The MIMA Cancer Center in Melbourne, Florida, US has invested heavily in radiation therapy and its technological infrastructure. It uses information technology to pull together the interfaces between its treatment planning, treatment delivery and information management systems and provides a repository for images, clinical documentation, scheduling, treatment plans and follow-ups. MIMA is paperless and treatment planning images are immediately sent to treating physicians' image enabled cell phones, which allows them to view images and check data anywhere and at any time. Treating physicians also use their mobile phones to show patients images of their progress.
Such technologies are expected to enhance radiation therapy, but they are also expected to generate petabytes of patient data, increase collaborative and image-dependent workflow and require significant investments in information technology infrastructure.
Are healthcare systems and radiation therapist ready for this?

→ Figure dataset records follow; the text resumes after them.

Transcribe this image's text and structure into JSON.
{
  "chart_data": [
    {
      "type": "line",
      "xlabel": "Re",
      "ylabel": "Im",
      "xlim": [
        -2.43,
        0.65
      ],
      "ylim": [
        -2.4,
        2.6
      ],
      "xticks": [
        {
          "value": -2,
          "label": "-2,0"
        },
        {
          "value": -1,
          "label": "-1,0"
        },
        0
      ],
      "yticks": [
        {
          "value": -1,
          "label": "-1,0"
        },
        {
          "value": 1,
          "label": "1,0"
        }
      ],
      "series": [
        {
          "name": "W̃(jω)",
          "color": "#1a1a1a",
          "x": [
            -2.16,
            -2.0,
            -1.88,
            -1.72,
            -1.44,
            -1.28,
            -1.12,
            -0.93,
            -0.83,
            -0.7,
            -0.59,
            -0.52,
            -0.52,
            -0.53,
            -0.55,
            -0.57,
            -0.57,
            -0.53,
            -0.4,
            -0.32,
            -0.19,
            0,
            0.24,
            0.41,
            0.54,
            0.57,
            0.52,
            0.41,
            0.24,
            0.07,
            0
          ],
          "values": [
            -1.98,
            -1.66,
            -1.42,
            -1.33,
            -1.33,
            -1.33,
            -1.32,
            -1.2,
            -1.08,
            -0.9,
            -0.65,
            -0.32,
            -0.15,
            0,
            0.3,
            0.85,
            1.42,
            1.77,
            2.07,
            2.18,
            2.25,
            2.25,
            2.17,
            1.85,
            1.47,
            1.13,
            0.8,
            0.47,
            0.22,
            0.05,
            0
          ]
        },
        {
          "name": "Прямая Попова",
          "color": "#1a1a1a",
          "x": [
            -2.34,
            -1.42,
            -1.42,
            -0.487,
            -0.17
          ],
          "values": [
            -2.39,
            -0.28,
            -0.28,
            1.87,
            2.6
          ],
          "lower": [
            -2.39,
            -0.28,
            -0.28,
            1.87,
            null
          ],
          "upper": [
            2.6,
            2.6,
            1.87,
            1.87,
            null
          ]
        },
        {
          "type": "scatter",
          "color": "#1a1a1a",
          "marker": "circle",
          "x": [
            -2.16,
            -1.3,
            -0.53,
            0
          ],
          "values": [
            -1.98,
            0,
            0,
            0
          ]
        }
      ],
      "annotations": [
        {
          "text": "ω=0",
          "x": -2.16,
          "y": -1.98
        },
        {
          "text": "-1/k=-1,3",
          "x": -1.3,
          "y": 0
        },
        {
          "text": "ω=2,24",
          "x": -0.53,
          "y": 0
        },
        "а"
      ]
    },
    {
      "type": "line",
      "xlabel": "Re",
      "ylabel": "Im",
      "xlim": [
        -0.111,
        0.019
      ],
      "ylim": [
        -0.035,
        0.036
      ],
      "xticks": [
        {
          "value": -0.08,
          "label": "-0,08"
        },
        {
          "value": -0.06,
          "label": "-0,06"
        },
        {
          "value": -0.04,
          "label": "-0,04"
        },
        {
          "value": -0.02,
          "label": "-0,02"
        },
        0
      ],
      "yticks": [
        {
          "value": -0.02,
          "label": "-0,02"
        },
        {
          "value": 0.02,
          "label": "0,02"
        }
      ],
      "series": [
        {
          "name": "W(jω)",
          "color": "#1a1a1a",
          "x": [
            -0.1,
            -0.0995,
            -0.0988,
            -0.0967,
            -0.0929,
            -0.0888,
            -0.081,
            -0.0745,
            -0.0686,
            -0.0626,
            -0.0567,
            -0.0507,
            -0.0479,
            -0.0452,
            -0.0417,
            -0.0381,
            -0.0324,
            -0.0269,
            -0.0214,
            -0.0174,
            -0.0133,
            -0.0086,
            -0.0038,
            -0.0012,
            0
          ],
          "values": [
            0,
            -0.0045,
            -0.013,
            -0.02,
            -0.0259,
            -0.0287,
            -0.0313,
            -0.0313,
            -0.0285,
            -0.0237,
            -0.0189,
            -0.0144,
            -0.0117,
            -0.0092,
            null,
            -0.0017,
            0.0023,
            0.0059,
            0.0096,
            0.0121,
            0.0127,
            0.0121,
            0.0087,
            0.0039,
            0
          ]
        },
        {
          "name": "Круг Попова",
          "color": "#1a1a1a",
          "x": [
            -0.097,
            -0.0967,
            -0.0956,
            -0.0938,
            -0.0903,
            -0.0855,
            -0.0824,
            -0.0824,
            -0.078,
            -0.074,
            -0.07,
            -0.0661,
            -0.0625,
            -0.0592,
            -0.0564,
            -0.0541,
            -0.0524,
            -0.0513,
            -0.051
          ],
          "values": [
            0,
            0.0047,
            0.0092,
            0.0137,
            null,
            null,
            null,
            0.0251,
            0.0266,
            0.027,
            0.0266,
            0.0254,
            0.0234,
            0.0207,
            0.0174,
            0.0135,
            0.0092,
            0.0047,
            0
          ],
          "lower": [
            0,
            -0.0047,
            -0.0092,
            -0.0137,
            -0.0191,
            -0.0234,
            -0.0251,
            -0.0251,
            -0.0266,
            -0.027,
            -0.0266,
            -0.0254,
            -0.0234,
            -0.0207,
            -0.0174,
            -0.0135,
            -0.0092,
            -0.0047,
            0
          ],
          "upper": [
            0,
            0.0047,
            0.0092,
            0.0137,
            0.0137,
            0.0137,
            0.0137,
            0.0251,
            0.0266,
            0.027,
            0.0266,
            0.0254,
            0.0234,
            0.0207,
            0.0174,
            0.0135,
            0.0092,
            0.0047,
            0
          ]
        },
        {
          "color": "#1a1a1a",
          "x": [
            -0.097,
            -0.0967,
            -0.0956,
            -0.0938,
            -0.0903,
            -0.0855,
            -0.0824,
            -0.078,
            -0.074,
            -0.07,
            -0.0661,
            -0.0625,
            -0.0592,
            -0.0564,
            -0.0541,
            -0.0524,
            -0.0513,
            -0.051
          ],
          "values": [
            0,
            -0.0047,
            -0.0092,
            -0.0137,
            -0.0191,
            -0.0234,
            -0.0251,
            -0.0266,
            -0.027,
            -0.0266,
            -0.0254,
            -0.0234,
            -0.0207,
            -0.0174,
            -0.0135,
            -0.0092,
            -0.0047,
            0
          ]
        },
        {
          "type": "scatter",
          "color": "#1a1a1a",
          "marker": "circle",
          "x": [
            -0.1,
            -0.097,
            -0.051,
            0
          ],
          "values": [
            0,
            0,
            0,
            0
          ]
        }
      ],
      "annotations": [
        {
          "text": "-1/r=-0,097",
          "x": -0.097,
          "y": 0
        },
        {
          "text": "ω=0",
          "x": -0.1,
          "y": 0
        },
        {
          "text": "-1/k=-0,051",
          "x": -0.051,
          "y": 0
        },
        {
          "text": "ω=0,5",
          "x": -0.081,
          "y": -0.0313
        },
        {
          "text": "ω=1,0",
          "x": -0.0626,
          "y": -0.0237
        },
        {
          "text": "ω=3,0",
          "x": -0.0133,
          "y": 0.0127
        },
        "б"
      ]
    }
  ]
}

Radiotherapy is an important treatment for cancer. It is one of the most common used and consists of giving high energy Xrays directly to a tumor. The Xray beams are shaped to hit the tumor and not the adjacent tissue. The Xrays kills the cancerous tissue by affecting the DNA of the cancer directly. Radiotherapy is an essential treatment for many cancers.
Some cancers have spread at the time when they are diagnosed and require different types of treatment and surgery cannot completely contain the disease. Other types of cancer do not require surgery and other types of treatment such as chemotherapy and radiotherapy may be sufficient to deal with the disease. Just because a cancer is not operated upon or is referred to as inoperable does not necessarily mean doom and gloom and death from the disease.